6/10
"B" murder mystery gets better and better leading to a neat twist ending
19 October 2021
Warning: Spoilers
Strange Bargain is an unusual "B" picture in that it begins with a far-fetched premise but gradually gets better and better due to some carefully placed twists and turns in the plot.

Jeffrey Lynn plays Sam Wilson, a typical suburban husband with two children and his loving wife Georgia (Martha Scott). Georgia begs Sam to ask for a raise at work as the family can hardly make ends meet on his meager assistant bookkeeper salary. We soon become quite engaged when Sam asks his boss Sydney Jarvis (Raymond Roe) for the raise and is immediately fired due to the fact that the firm has been losing money continually for the last few years.

Soon a new but even more surprising twist occurs when Jarvis asks Sam to participate in an insurance scam. Jarvis reveals that he is now broke and plans to commit suicide but cannot will the insurance money to his wife and son if he does himself in. So he first offers Sam $10,000 to come to his house, shoot a gun to simulate a murder after Jarvis goes through with killing himself.

Naturally Sam declines to go along with the scheme which is what any normal person would do. But after getting a call from Jarvis who begs him to still help him, Sam changes his mind and drives over to Jarvis's home where he finds his boss dead on the floor.

Now can you believe just about anybody, let alone an upstanding family man, would get involved in a plot which could land him in jail for life or even go to the gas chamber? The motive here is twofold: Sam needs the money because he knows he's just been fired and he also feels sorry for Mrs. Jarvis (Katherine Emery) who will be penniless if it's discovered that her husband committed suicide.

So okay we're asked to suspend our disbelief and accept the idea that Sam is some sort of poor schnook who gets involved primarily for altruistic reasons. But why does he destroy the note Jarvis left for him which would exonerate him if he was ever accused of murder?

I was expecting the narrative to take a dark turn with unpleasant consequences for our protagonist but that's not what happens. Instead a new suspect emerges: Sydney's partner Timothy Hearne (Henry O'Neill) who was known to dislike Jarvis and wanted to take over the company. In fact, we discover later on that Hearne showed up at Jarvis's home and argued with him just before Sam arrived.

A young Harry Morgan (of Dragnet and MASH fame) has the best part here as Lt.
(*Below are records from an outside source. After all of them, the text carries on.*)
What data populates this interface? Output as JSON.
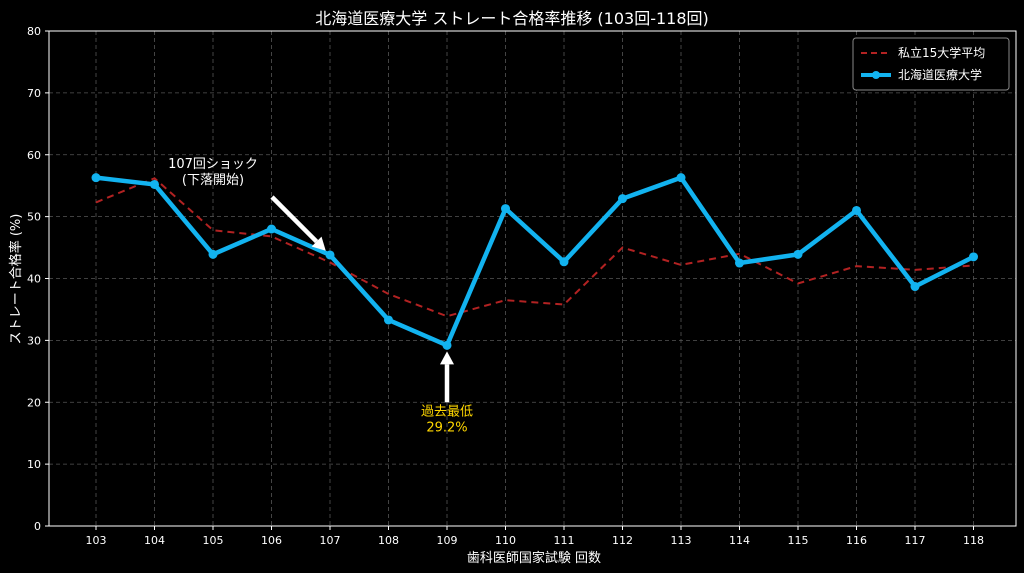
{
  "chart_data": {
    "type": "line",
    "title": "北海道医療大学 ストレート合格率推移 (103回-118回)",
    "xlabel": "歯科医師国家試験 回数",
    "ylabel": "ストレート合格率 (%)",
    "categories": [
      "103",
      "104",
      "105",
      "106",
      "107",
      "108",
      "109",
      "110",
      "111",
      "112",
      "113",
      "114",
      "115",
      "116",
      "117",
      "118"
    ],
    "ylim": [
      0,
      80
    ],
    "yticks": [
      "0",
      "10",
      "20",
      "30",
      "40",
      "50",
      "60",
      "70",
      "80"
    ],
    "grid": true,
    "legend_position": "top-right",
    "series": [
      {
        "name": "私立15大学平均",
        "style": "dashed",
        "color": "#b22222",
        "values": [
          52.3,
          56.2,
          47.8,
          46.8,
          42.6,
          37.5,
          33.9,
          36.5,
          35.8,
          45.0,
          42.2,
          44.0,
          39.2,
          42.0,
          41.4,
          42.1
        ]
      },
      {
        "name": "北海道医療大学",
        "style": "solid-marker",
        "color": "#12b3f0",
        "values": [
          56.3,
          55.2,
          43.9,
          48.0,
          43.8,
          33.3,
          29.2,
          51.3,
          42.7,
          52.9,
          56.3,
          42.5,
          43.9,
          51.0,
          38.7,
          43.5
        ]
      }
    ],
    "annotations": [
      {
        "id": "shock",
        "lines": [
          "107回ショック",
          "(下落開始)"
        ],
        "target_category": "107",
        "target_value": 43.8,
        "color": "#ffffff"
      },
      {
        "id": "lowest",
        "lines": [
          "過去最低",
          "29.2%"
        ],
        "target_category": "109",
        "target_value": 29.2,
        "color": "#ffd700"
      }
    ]
  }
}
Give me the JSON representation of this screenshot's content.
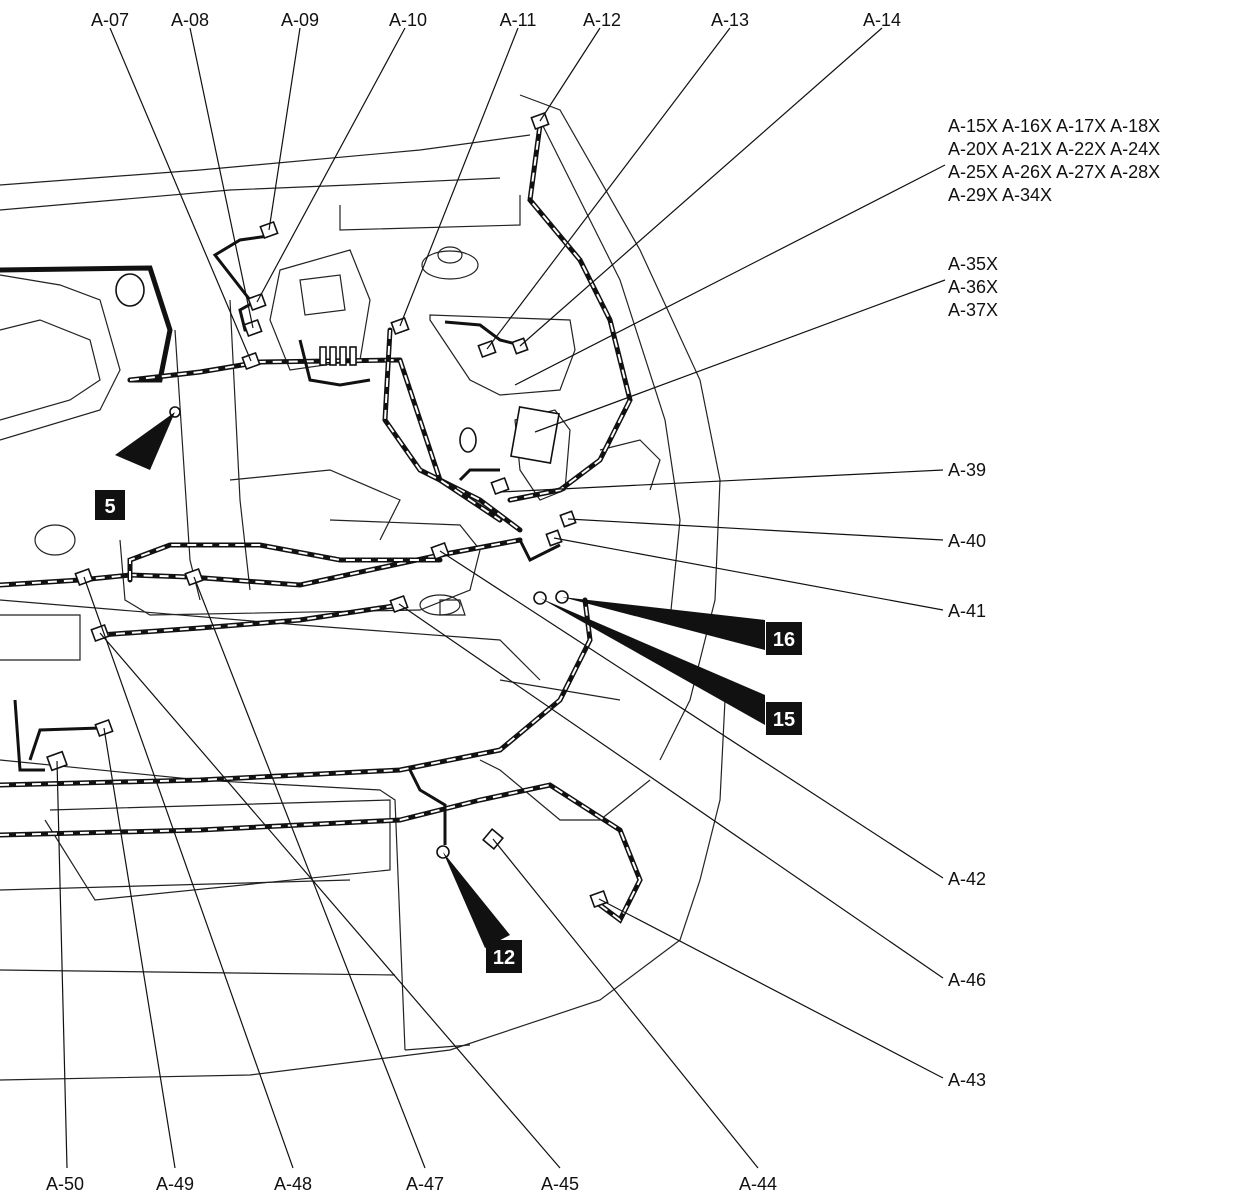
{
  "labels": {
    "a07": "A-07",
    "a08": "A-08",
    "a09": "A-09",
    "a10": "A-10",
    "a11": "A-11",
    "a12": "A-12",
    "a13": "A-13",
    "a14": "A-14",
    "a15_line1": "A-15X A-16X A-17X A-18X",
    "a15_line2": "A-20X A-21X A-22X A-24X",
    "a15_line3": "A-25X A-26X A-27X A-28X",
    "a15_line4": "A-29X A-34X",
    "a35": "A-35X",
    "a36": "A-36X",
    "a37": "A-37X",
    "a39": "A-39",
    "a40": "A-40",
    "a41": "A-41",
    "a42": "A-42",
    "a46": "A-46",
    "a43": "A-43",
    "a50": "A-50",
    "a49": "A-49",
    "a48": "A-48",
    "a47": "A-47",
    "a45": "A-45",
    "a44": "A-44"
  },
  "badges": {
    "b5": "5",
    "b16": "16",
    "b15": "15",
    "b12": "12"
  }
}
Webb, the dogged police investigator who saves the day in the climactic scene where it's revealed that Jarvis was weak-willed and couldn't go through with killing himself so his wife did him in instead. With Sam about to reveal all to the police, Mrs. Jarvis attempts to kill him and that's when Webb steps in.

And the best twist of all is that Sam is exonerated because no crime was committed on his part (according to the good lieutenant-although a case certainly could be made that Sam attempted to commit insurance fraud even though Jarvis ended not pulling off the scheme).

Lynn and Scott probably have the least interesting roles here (if this was a comedy, you would probably classify them as the "straight men"). The supporting players however are all quite interesting and the neat twist ending even gave rise to an alternative ending years later in a 1987 Murder, She Wrote episode in which Mrs. Jarvis gets away with the murder and 30 years later an investigator goes about proving Sam's innocence. The remarkable thing about the episode is that Lynn, Morgan and Scott reprised their roles for the TV show.